|Matthew Henry's Concise Commentary|
3:1-8 Men cannot expect to do ill, and fare well; but to find that done to them which they did to others. How seldom do wholesome truths reach the ears of those in high stations or in authority! Those who deceive others are preparing confusion for their own faces. The prophet had ardent love to God and to the souls of men; deep concern for his glory and their salvation, and zeal against sin. The difficulties he met with did not drive him from his work. He had this strength; not from and of himself, but he was full of power by the Spirit of the Lord. Those who act honestly, may act boldly. And those who come to hear the word of God, must be willing to be told of their faults, must take it kindly, and be thankful.

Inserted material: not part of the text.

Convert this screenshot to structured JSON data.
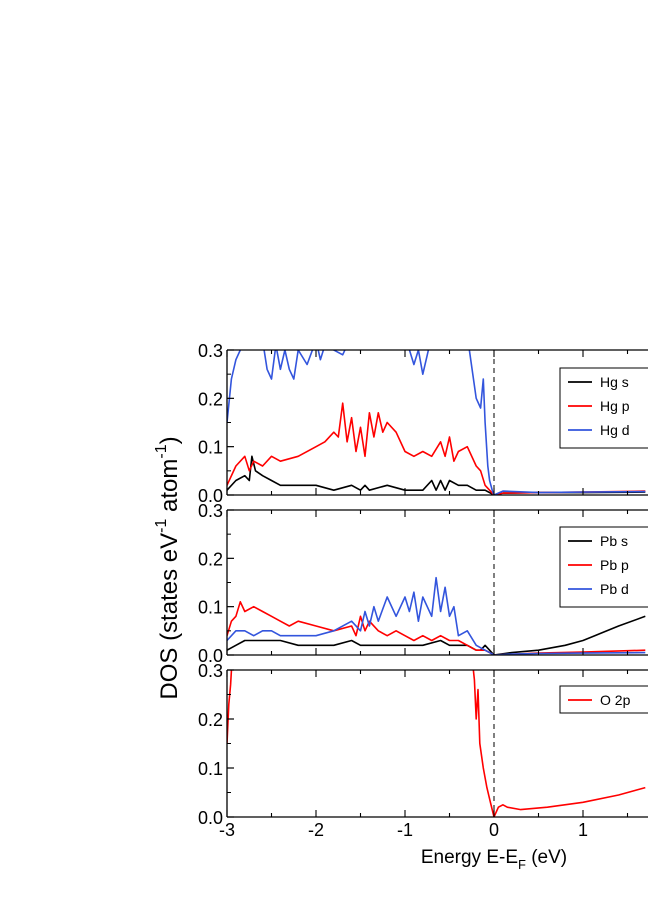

Verse 2. - The good...the evil; i.e. goodness and wickedness. Septuagint, τὰ καλά τὰ πονηρά (Amos 5:14, etc.; John 3:20; Romans 1:32). Who pluck off their skin from off them. They are not shepherds, but butchers. We have the same figurative expression for merciless extortion and pillage. Ezekiel makes a similar complaint (Ezekiel 34:2-4). Cheyne sees in this and the following verse a possible allusion to cannibalism as at least known to the Israelites by hearsay or tradition. There is a passage in Wisdom (12:5) which somewhat countenances the idea that the Canaanites were guilty of this enormity, but it is probably only a rhetorical exaggeration of the writer. In the present passage the terms seem to be simply metaphors taken from the preparation of meat for human food. Such an allusion is natural in the mouth of one who had just been speaking of Israel as a flock (Micah 2:12).
Gill's Exposition of the Entire Bible
Who hate the good, and love the evil,.... Instead of knowing and doing what was just and right; or, directly contrary to their light and knowledge, and the duty of their office, they hated that which is good, which is agreeable to the law, nature, and will of God, and loved that which is evil, which is contrary thereunto; or they hated to do good, and loved to do evil, as the Targum; as men do who are averse to good, and prone to evil; or they hated a good man, as Aben Ezra, and loved the evil man; not only delighted in committing sin themselves, but took pleasure in those that did it; and could not endure the company and conversation of holy and good men:
who pluck off their skin from off them, and their flesh from off their bones: like wild beasts that tear off skin and flesh from the bones, and then devour them; or like cruel shepherds, that, not content to fleece their flocks, skin them, and take their flesh also, and feed themselves, and not the flock; or like butchers, that first take off the skin off a beast, and then cut up its flesh. The design of the expressions is to show what rigour, cruelty, and oppressions, these rulers exercised on the people and by their heavy taxes and levies, and exorbitant penalties and fines, pillaged and plundered them of all they had in the world, and left them quite bare, as bones stripped of their skin and flesh. So the Targum,
"seizing on their substance by violence, and their precious mammon they take away.''
Jamieson-Fausset-Brown Bible Commentary
2. pluck off their skin … flesh—rob their fellow countrymen of all their substance (Ps 14:4; Pr 30:14).